Maria conheça a identidade do terceiro retrato porque se trata de D. João de Portugal.
É Manuel de Sousa Coutinho que revela a identidade do retrato, caracterizando-o como alguém nobre e corajoso.
Cena IV a VIII
Maria quer ir com o pai a Lisboa, pois deseja visitar a Sóror Joana de Castro, uma freira, de comum acordo com o
marido decidiu separar-se indo cada um para o seu convento.
Embora num primeiro momento tenha mostrado relutância em leva-la devido a peste existente em Lisboa, Manuel
de Sousa Coutinho decidiu fazer a vontade a filha por considerar que ela precisava de respirar outros ares, alegrar-
se um pouco e fugir ao clima pesado do palácio.
Madalena fica assustada e ansiosa com a ida do marido e da filha a Lisboa porque está com receio de os perder.
Mostra também que não está de acordo com a atitude da Sóror Joana (deixar tudo e professar numa ordem religiosa).
Telmo procura acalmar D. Madalena, dizendo-lhe que a peste já tinha acabado e que Manuel já não seria preso por
ter negado acolhimento aos governadores incendiando o seu palácio.
A calma de D. Madalena dura pouco quando sabe pelo marido que é sexta feira, dia azarado para ela e que ficará
sozinha no palácio com Frei Jorge.
Cena IX a X
Frei Jorge está preocupado porque, ao ver a angústia dos seus familiares, sente que está a ser contagiado por ela.
D. Madalena teme que aquele dia lhe traga alguma desgraça porque foi numa sexta feira que D. Sebastião
desapareceu em Africa, foi nesse dia da semana que casou com D. João de Portugal e foi ainda numa sexta feira
Manuel de Sousa Coutinho.

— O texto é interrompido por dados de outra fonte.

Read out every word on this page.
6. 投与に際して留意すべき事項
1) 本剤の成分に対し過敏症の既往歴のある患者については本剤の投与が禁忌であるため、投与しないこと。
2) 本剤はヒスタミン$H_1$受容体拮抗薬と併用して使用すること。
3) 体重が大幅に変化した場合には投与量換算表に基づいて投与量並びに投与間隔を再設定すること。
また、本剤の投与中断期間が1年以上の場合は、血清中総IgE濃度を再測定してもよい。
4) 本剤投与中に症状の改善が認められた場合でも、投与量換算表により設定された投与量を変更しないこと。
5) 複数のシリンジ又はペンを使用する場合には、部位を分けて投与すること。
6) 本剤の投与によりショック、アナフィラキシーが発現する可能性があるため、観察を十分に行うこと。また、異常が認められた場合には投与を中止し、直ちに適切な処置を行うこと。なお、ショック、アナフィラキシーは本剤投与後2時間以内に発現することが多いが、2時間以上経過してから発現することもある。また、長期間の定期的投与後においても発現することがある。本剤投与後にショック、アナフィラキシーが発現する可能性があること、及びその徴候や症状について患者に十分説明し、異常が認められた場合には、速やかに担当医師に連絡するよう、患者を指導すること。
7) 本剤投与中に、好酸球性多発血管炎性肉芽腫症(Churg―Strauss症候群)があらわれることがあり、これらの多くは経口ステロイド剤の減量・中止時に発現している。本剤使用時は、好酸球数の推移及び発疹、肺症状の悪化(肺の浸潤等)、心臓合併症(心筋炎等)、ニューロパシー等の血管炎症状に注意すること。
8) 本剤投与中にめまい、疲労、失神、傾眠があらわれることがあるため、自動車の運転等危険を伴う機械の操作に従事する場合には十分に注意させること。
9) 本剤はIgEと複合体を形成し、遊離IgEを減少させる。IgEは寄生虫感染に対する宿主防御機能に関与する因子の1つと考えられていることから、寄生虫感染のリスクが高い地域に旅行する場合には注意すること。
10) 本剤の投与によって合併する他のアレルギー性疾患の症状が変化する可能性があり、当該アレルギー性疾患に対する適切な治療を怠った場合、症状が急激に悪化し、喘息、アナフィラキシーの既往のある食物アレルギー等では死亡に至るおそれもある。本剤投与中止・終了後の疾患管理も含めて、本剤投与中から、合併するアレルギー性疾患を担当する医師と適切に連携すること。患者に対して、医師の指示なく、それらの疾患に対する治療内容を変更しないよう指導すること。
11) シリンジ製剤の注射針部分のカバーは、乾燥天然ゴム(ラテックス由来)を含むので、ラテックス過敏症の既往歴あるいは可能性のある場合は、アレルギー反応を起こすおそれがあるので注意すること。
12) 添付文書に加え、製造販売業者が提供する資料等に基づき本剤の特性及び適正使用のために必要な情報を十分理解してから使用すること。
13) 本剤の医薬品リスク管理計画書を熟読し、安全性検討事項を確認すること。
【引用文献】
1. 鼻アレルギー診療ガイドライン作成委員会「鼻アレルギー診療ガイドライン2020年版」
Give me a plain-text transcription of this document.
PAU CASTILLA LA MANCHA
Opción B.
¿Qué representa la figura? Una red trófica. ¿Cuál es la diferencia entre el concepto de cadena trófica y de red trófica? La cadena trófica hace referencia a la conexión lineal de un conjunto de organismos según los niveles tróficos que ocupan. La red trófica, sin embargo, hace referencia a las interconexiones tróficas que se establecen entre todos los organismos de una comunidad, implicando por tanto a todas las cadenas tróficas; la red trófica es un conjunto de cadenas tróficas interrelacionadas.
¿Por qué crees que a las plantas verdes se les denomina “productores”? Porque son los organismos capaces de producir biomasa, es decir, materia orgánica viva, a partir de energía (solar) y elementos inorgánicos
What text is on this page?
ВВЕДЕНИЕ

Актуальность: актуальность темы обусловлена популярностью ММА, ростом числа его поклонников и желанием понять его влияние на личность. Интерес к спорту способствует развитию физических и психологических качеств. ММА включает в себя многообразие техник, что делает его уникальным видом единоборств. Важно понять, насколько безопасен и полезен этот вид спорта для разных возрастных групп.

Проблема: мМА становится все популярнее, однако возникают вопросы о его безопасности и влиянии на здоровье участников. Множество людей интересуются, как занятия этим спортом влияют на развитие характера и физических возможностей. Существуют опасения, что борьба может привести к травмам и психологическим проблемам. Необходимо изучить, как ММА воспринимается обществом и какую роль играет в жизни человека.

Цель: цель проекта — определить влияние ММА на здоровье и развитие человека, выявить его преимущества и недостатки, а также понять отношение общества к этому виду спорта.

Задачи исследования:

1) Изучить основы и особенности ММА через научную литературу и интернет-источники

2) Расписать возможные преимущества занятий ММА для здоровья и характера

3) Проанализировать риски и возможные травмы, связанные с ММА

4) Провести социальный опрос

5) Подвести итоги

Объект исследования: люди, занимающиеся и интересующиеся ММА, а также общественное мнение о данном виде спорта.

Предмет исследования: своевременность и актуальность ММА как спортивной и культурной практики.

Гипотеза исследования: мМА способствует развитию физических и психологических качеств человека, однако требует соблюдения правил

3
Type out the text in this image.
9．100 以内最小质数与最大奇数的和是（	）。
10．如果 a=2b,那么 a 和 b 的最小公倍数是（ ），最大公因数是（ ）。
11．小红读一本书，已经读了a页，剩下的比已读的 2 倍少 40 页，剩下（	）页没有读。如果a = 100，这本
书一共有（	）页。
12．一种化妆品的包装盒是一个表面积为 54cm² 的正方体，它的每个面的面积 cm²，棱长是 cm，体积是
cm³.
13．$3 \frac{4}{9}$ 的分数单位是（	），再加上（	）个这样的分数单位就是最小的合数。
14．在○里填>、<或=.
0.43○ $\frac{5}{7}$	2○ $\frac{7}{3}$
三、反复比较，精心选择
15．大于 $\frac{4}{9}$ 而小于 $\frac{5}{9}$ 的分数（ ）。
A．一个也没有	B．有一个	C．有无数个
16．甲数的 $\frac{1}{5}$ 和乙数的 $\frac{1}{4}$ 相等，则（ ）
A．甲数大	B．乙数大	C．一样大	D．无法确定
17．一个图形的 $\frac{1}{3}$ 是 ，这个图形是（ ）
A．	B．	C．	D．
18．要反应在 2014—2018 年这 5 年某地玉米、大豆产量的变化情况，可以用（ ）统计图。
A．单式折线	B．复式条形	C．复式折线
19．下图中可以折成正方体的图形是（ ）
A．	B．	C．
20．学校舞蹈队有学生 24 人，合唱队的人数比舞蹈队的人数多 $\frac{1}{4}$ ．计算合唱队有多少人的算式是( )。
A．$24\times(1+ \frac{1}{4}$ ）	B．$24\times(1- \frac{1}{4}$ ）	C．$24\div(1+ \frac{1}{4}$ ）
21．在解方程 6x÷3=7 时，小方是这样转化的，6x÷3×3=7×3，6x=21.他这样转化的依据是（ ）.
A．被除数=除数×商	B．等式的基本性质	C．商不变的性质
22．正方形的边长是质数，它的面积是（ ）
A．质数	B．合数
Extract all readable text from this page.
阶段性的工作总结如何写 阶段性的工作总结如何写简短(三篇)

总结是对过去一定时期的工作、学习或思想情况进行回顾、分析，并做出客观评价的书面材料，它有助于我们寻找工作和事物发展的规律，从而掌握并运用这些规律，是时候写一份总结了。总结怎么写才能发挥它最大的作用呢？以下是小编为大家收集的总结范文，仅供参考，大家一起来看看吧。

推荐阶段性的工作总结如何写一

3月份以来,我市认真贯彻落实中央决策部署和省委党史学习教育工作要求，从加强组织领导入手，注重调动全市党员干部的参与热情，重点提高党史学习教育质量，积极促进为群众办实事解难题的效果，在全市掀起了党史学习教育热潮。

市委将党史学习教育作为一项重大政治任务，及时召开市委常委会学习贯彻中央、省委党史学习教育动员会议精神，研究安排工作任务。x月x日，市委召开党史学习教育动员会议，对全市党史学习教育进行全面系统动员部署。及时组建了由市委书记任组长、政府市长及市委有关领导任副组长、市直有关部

Ela considera que cometeu um bravo pecado quando viu Manuel de Sousa Coutinho e
se apaixonou por ele porque ainda estava casada com D. João de Portugal e foi como se o tivesse traído.
Cena XI a XV
A partida de Manuel de Sousa Coutinho para Lisboa deixa D. Madalena ansiosa e, por isso, esta pede a Miranda
(criado) que esteja atento ao regresso de seu marido.
Miranda informa D. Madalena e Frei Jorge que um Romeiro vindo da Palestina lhe trazia um recado e, somente a ela
o podia entregar.
Depois de alguma hesitação, D. Madalena recebe o Romeiro, ficando a saber que este esteve cativo na Palestina
durante vinte anos, onde sofreu maus tratos e passou fome, que não tem filhos, a família julga-o morto e conta
apenas com um único amigo. O Romeiro diz a D. Madalena que deve a sua liberdade a outro cativo, de quem não
sabe o nome e que lhe pediu que entregasse um recado a D. Madalena.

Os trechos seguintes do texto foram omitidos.